"A hydrogen economy is not a perfectly clean system," said Scott A. Barnett, professor of materials science and engineering. "You have to process fossil fuels at a plant to produce hydrogen fuel as well as develop an infrastructure to get that fuel into vehicles. We have bypassed these technological hurdles by basically bringing the hydrogen plant inside and pairing it with a high-temperature fuel cell in one compact unit that has a fuel efficiency of up to 50 percent."
In a paper to be published online today (March 31) by the journal Science, Barnett and graduate student Zhongliang Zhan report the development of a new solid oxide fuel cell, or SOFC, that converts a liquid transportation fuel -- iso-octane, a high-purity compound similar to gasoline -- into hydrogen which is then used by the fuel cell to produce energy. The cells could lead to cost-effective, clean and efficient electrical-power sources for applications ranging from aircraft and homes to cars and trucks.
Although only demonstrated on a small scale, Barnett and Zhan's fuel cells are projected to have a 50 percent fuel efficiency when used in a full-sized fuel cell generator, which would improve on other technologies. Higher fuel efficiencies mean less precious fuel is consumed and less carbon dioxide, a greenhouse-effect gas related to global warming, is produced. Internal combustion engines have a "well-to-wheels" efficiency of a mere 10 to 15 percent. Current hydrogen fuel cells that require hydrogen plants and new infrastructure have been calculated to have a 29 percent fuel efficiency while commercial gas/electric hybrid vehicles already have achieved 32 percent.

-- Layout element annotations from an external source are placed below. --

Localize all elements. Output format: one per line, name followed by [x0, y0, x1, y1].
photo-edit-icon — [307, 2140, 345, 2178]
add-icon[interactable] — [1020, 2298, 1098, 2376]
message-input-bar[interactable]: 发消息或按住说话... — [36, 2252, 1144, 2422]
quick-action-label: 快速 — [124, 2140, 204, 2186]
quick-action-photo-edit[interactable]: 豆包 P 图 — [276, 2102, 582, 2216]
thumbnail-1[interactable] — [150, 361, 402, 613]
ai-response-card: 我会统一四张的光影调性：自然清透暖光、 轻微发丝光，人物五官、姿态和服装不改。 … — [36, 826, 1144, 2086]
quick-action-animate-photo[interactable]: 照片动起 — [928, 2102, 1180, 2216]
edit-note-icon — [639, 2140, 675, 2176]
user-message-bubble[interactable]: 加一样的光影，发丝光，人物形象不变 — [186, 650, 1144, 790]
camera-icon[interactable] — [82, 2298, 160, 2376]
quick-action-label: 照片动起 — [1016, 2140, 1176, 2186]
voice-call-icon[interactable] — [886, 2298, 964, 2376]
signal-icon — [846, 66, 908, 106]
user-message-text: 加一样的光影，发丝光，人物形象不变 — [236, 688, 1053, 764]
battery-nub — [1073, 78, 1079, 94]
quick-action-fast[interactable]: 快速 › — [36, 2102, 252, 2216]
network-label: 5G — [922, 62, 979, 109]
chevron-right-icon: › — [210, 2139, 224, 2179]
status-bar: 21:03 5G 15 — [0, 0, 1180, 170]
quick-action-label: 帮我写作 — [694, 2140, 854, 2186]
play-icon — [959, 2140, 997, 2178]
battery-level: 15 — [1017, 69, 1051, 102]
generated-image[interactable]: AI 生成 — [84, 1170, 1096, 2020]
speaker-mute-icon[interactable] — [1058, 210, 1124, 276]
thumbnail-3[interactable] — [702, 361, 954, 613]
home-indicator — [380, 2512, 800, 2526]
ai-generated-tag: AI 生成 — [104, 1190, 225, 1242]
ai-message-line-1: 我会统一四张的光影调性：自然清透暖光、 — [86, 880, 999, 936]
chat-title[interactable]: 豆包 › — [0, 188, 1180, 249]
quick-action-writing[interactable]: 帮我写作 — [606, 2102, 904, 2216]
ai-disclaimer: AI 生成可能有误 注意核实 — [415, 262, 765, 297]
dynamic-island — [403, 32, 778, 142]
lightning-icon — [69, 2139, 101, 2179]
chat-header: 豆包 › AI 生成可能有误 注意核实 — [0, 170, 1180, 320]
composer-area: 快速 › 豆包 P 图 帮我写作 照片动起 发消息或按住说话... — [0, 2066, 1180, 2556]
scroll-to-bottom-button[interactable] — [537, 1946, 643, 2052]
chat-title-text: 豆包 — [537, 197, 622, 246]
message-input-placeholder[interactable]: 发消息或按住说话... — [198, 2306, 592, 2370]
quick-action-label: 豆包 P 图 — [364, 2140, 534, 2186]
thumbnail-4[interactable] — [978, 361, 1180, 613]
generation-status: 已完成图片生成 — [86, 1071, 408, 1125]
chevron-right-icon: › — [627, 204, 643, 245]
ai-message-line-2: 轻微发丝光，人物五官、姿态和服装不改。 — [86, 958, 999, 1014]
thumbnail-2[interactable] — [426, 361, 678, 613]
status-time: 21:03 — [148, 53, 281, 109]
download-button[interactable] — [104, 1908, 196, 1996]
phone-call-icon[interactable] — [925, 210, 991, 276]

"The advent of hybrid vehicles has shaken up the fuel cell community and made researchers rethink hydrogen as a fuel," said Barnett, who drives a Toyota Prius and foresees his new fuel cells being developed for use in battery/SOFC hybrid technology for vehicle propulsion or in auxiliary power units. "We need to look at the solid oxide fuel cell -- the one kind of fuel cell that can work with other fuels beside hydrogen -- as an option."
A fuel cell is like a battery that can be replenished with fresh fuel. It consists of two electrodes sandwiched around an electrolyte material that conducts ions between them. Oxygen enters at the cathode, where it combines with electrons and is split into ions that travel through the electrolyte to react with fuel at the anode. Fuel cells are environmentally friendly: water and carbon dioxide are the only by-products. In the process, the oxygen ions traversing the electrolyte produce a useful current. Heat is also generated.
Because conventional solid oxide fuel cells operate at such high temperatures (between 600 and 800 degrees Centigrade) Barnett recognized that the heat could be used internally for the chemical process of reforming hydrogen, eliminating the need for hydrogen plants with their relatively low fuel efficiency. Barnett and Zhan found the optimal temperature for their system to be 600 to 800 degrees.
The real key to the new fuel cell is a special thin-film catalyst layer through which the hydrocarbon fuel flows toward the anode. That porous layer, which contains stabilized zirconia and small amounts of the metals ruthenium and cerium, chemically and cleanly converts the fuel to hydrogen.
"A major drawback of using solid oxide fuel cells is that carbon from the fuel is deposited all over the anode because of the high temperatures," Barnett said. "But our thin film catalyst, plus the addition of a small amount of oxygen, eliminates those deposits, making it a viable technology to pursue with further research. We have shown that the fuel cell is much more stable with the catalyst and air than without."
"The main drawback of fuel cells has been their complexity and high cost," said Barnett. "The simple design of our system, which brings the hydrogen reformer in house, is a great advantage for a range of applications. For example, imagine a unit cheap enough to be used for auxiliary power in cars or diesel trucks. It would supply electricity continuously, cleanly, quietly and efficiently even when the engine is not running. This work has the potential to lead us in that direction."
The research was supported by the Defense Advanced Research Projects Agency.